Surrey just brought Clark back on, and he now has three wickets. Jordan Clark. Hants 135 for 9. They were 26 for 4 at one early point. Not unrelated, I surmise, to the fact that they are starting county matches at 10.30am rather than 11am, now that it’s not summer any more.

TWO DAYS LATER: Well that was a hell of a lot less like it that it had started out seeming to be. Far from taking my mind off the England test team (currently 226 for 7 in their first innings in the final test), Surrey copied it. In the first test this summer, as I recall, England got eight early wickets, but nevertheless contrived to lose by a lot. Surrey have just done exactly the same, losing this game by a whopping 272, having started out by having had Hants 90 for 8.

I am a true cricket fan. I am unable to ignore cricket merely because it is going badly for the teams I support.
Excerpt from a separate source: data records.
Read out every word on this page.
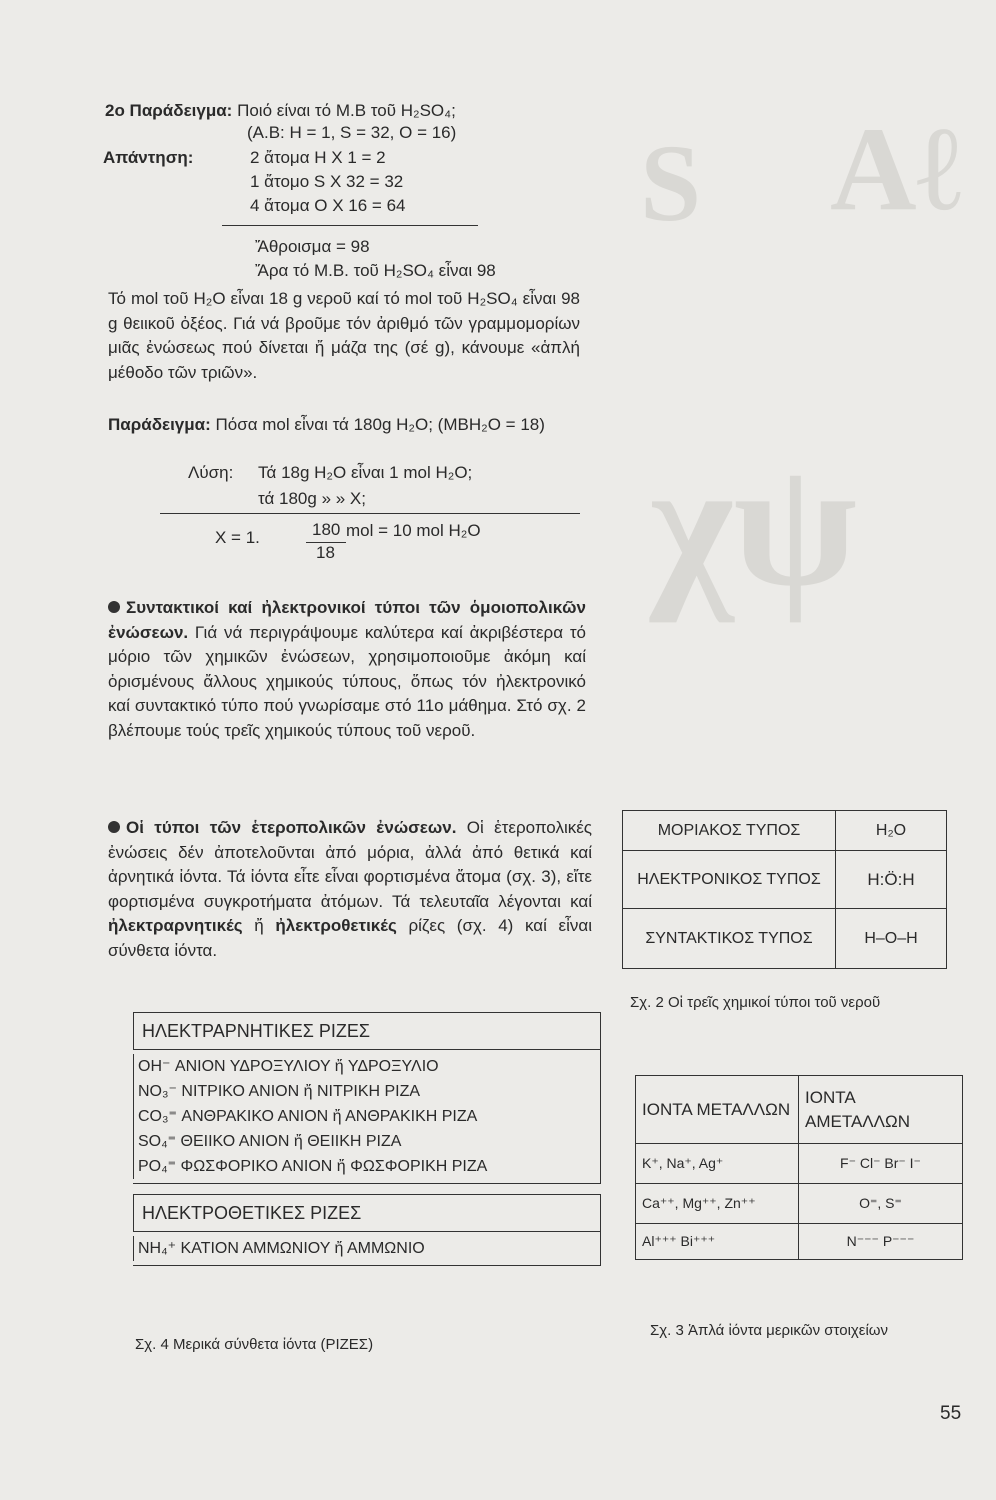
Aℓ
S
χψ
2ο Παράδειγμα: Ποιό είναι τό Μ.Β τοῦ H₂SO₄;
(Α.Β: H = 1, S = 32, O = 16)
Απάντηση:	2 ἄτομα H X 1 = 2
1 ἄτομο S X 32 = 32
4 ἄτομα O X 16 = 64
Ἄθροισμα = 98
Ἄρα τό Μ.Β. τοῦ H₂SO₄ εἶναι 98
Τό mol τοῦ H₂O εἶναι 18 g νεροῦ καί τό mol τοῦ H₂SO₄ εἶναι 98 g θειικοῦ ὀξέος. Γιά νά βροῦμε τόν ἀριθμό τῶν γραμμομορίων μιᾶς ἐνώσεως πού δίνεται ἤ μάζα της (σέ g), κάνουμε «ἁπλή μέθοδο τῶν τριῶν».
Παράδειγμα: Πόσα mol εἶναι τά 180g H₂O; (ΜΒH₂O = 18)
Λύση: Τά 18g H₂O εἶναι 1 mol H₂O;
τά 180g » » X;
X = 1.	180
18
mol = 10 mol H₂O
Συντακτικοί καί ἠλεκτρονικοί τύποι τῶν ὁμοιοπολικῶν ἐνώσεων. Γιά νά περιγράψουμε καλύτερα καί ἀκριβέστερα τό μόριο τῶν χημικῶν ἐνώσεων, χρησιμοποιοῦμε ἀκόμη καί ὁρισμένους ἄλλους χημικούς τύπους, ὅπως τόν ἠλεκτρονικό καί συντακτικό τύπο πού γνωρίσαμε στό 11ο μάθημα. Στό σχ. 2 βλέπουμε τούς τρεῖς χημικούς τύπους τοῦ νεροῦ.
Οἱ τύποι τῶν ἑτεροπολικῶν ἐνώσεων. Οἱ ἑτεροπολικές ἐνώσεις δέν ἀποτελοῦνται ἀπό μόρια, ἀλλά ἀπό θετικά καί ἀρνητικά ἰόντα. Τά ἰόντα εἶτε εἶναι φορτισμένα ἄτομα (σχ. 3), εἴτε φορτισμένα συγκροτήματα ἀτόμων. Τά τελευταῖα λέγονται καί ἠλεκτραρνητικές ἤ ἠλεκτροθετικές ρίζες (σχ. 4) καί εἶναι σύνθετα ἰόντα.
ΜΟΡΙΑΚΟΣ ΤΥΠΟΣ	H₂O
ΗΛΕΚΤΡΟΝΙΚΟΣ ΤΥΠΟΣ	H:Ö:H
ΣΥΝΤΑΚΤΙΚΟΣ ΤΥΠΟΣ	H–O–H
Σχ. 2 Οἱ τρεῖς χημικοί τύποι τοῦ νεροῦ
ΗΛΕΚΤΡΑΡΝΗΤΙΚΕΣ ΡΙΖΕΣ
OH⁻ ΑΝΙΟΝ ΥΔΡΟΞΥΛΙΟΥ ἤ ΥΔΡΟΞΥΛΙΟ
NO₃⁻ ΝΙΤΡΙΚΟ ΑΝΙΟΝ ἤ ΝΙΤΡΙΚΗ ΡΙΖΑ
CO₃⁼ ΑΝΘΡΑΚΙΚΟ ΑΝΙΟΝ ἤ ΑΝΘΡΑΚΙΚΗ ΡΙΖΑ
SO₄⁼ ΘΕΙΙΚΟ ΑΝΙΟΝ ἤ ΘΕΙΙΚΗ ΡΙΖΑ
PO₄⁼ ΦΩΣΦΟΡΙΚΟ ΑΝΙΟΝ ἤ ΦΩΣΦΟΡΙΚΗ ΡΙΖΑ
ΗΛΕΚΤΡΟΘΕΤΙΚΕΣ ΡΙΖΕΣ
NH₄⁺ ΚΑΤΙΟΝ ΑΜΜΩΝΙΟΥ ἤ ΑΜΜΩΝΙΟ
Σχ. 4 Μερικά σύνθετα ἰόντα (ΡΙΖΕΣ)
ΙΟΝΤΑ ΜΕΤΑΛΛΩΝ	ΙΟΝΤΑ ΑΜΕΤΑΛΛΩΝ
K⁺, Na⁺, Ag⁺	F⁻ Cl⁻ Br⁻ I⁻
Ca⁺⁺, Mg⁺⁺, Zn⁺⁺	O⁼, S⁼
Al⁺⁺⁺ Bi⁺⁺⁺	N⁻⁻⁻ P⁻⁻⁻
Σχ. 3 Ἁπλά ἰόντα μερικῶν στοιχείων
55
Real fans don’t just enjoy. They suffer. It’s the rule.

LATER: Surrey coach Di Venuto holds forth and it’s not nice.

Michael McIntyre speaks for me

And for many others, I’m very sure:

I found this here.

I am Old, but I have made enough friends among the Young for me to be able to twist Young arms and mostly get them to do all this for me. The other day a Young Person agreed to get a copy of this CD for me. (I only buy CD’s on line from Amazon, and this CD is not on Amazon.) If I had tried to buy this CD, I would probably have spent longer failing to accomplish this than I will take listening successfully to the CD.

One of the things I like about living in London is that if I want to buy tickets for something, I can go there beforehand, and buy them, the twentieth century way.

Increasingly, I find that trying to visit any “visitor attraction” is starting to resemble trying to get on an airplane. And as McIntyre explains, booking beforehand on your computer is just as bad.

A good bit, concerning those never-read “terms and conditions”:

I’m slightly worried that in five years time iTunes are going to show up at my door and say: “We own this house now.”

And don’t get me started on passwords. Just watch him speaking (for me) about passwords.

I don’t know why there are big black bits above and below Michael McIntyre. If anyone can suggest a way to get rid of these that I am capable of doing, I would be most grateful.